Es ist ein beliebtes Spiel, den gewaltfreien Widerstand zu diskreditieren, indem man immer wieder genau dieses Argument vorbringt. Besonders in Deutschland qualifiziert dies die Widerstandsaktionen, die es gab, als Ausnahmeerscheinungen ab und leistet der Legende Vorschub, Widerstand habe doch keinen Sinn gehabt. Es dient der Entlastung des eigenen Gewissens, der eigenen Untätigkeit.

Im Jahre 1964 veröffentlichte die deutsch-amerikanische Philosophin Hannah Arendt ein Buch mit dem Titel Eichmann in Jerusalem — Ein Bericht von der Banalität des Bösen über den Prozeß gegen den SS-Obersturmbannführer Adolf Eichmann in Jerusalem.
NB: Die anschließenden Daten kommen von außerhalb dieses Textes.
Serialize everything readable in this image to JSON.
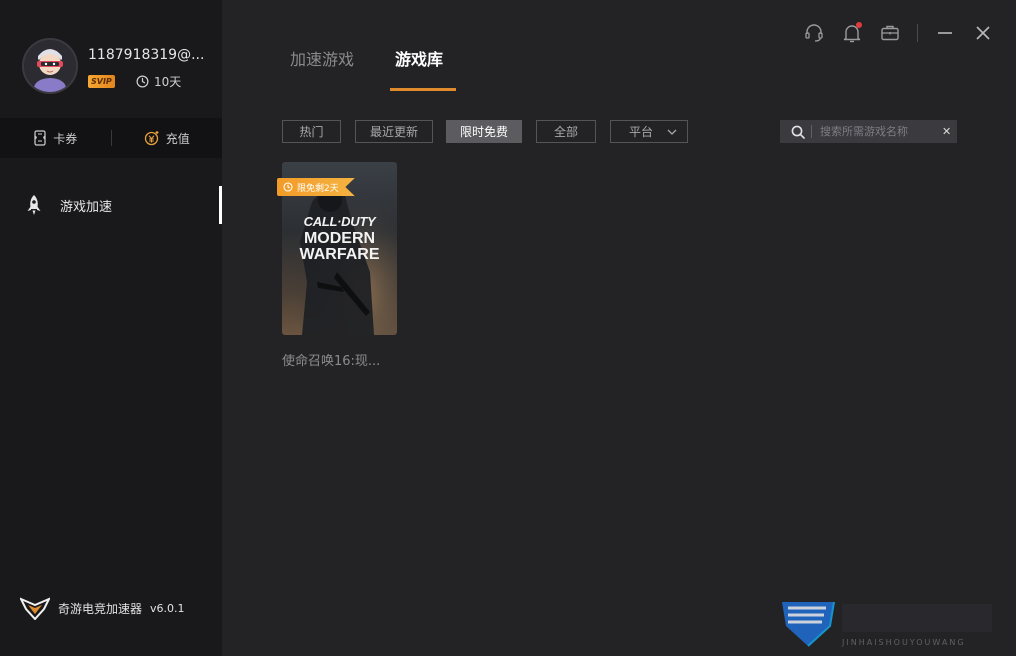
{
  "user": {
    "name": "1187918319@...",
    "badge": "SVIP",
    "days": "10天"
  },
  "wallet": {
    "coupon_label": "卡券",
    "recharge_label": "充值"
  },
  "nav": {
    "items": [
      {
        "label": "游戏加速",
        "icon": "rocket-icon",
        "active": true
      }
    ]
  },
  "brand": {
    "name": "奇游电竞加速器",
    "version": "v6.0.1"
  },
  "tabs": [
    {
      "label": "加速游戏",
      "active": false
    },
    {
      "label": "游戏库",
      "active": true
    }
  ],
  "window_controls": [
    "headset-icon",
    "bell-icon",
    "briefcase-icon",
    "minimize-icon",
    "close-icon"
  ],
  "notification_dot": true,
  "filters": [
    {
      "label": "热门",
      "active": false
    },
    {
      "label": "最近更新",
      "active": false
    },
    {
      "label": "限时免费",
      "active": true
    },
    {
      "label": "全部",
      "active": false
    },
    {
      "label": "平台",
      "active": false,
      "dropdown": true
    }
  ],
  "search": {
    "placeholder": "搜索所需游戏名称",
    "value": ""
  },
  "games": [
    {
      "title": "使命召唤16:现...",
      "tag": "限免剩2天",
      "cover_lines": [
        "CALL·DUTY",
        "MODERN",
        "WARFARE"
      ]
    }
  ],
  "colors": {
    "accent": "#e08a2e",
    "sidebar_bg": "#19191c",
    "main_bg": "#232326",
    "active_filter_bg": "#5b5b60",
    "tag_orange": "#f29b28",
    "notification_red": "#e33b3b"
  }
}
Arendt stellt unter anderem die Deportation der Juden aus allen europäischen Ländern dar. Dabei macht sie eine erstaunliche Feststellung: „Wenn es hart auf hart kam, verfügten die Nazis, wie sich zeigte, weder über genug Personal noch über die entsprechende Willenskraft, um ,hart‘ zu bleiben. Gerade bei den Leuten in Gestapo und der SS paarte sich Rücksichtslosigkeit keineswegs mit Härte; auch die Rücksichtslosesten unter ihnen zeigten eine erstaunliche Neigung umzufallen, sobald sie mit entschlossenem Widerstand konfrontiert waren.“ Unter „entschlossenem Widerstand“ verstand Arendt gewaltfreien offenen Widerstand.

Es gibt vier Beispiele, die diese These eindrucksvoll belegen:

—den gewaltfreien Widerstand der norwegischen Bevölkerung gegen die deutsche Besatzung und die Gleichschaltung der Gesellschaft;

—die Rettung dänischer Juden durch den gewaltfreien Kampf der dänischen Bevölkerung nach der Besetzung durch die Deutschen;

—die Rettung bulgarischer Juden durch das geschlossene gewaltfreie Handeln der überwiegenden Mehrheit der bulgarischen Bevölkerung;

—die gewaltfreie Aktion im März 1943 in der Rosenstraße in Berlin, die den Abtransport jüdischer Bürger nach Auschwitz verhinderte.

Schauen wir uns das Beispiel Norwegen und die Aktion in der Rosenstraße genauer an.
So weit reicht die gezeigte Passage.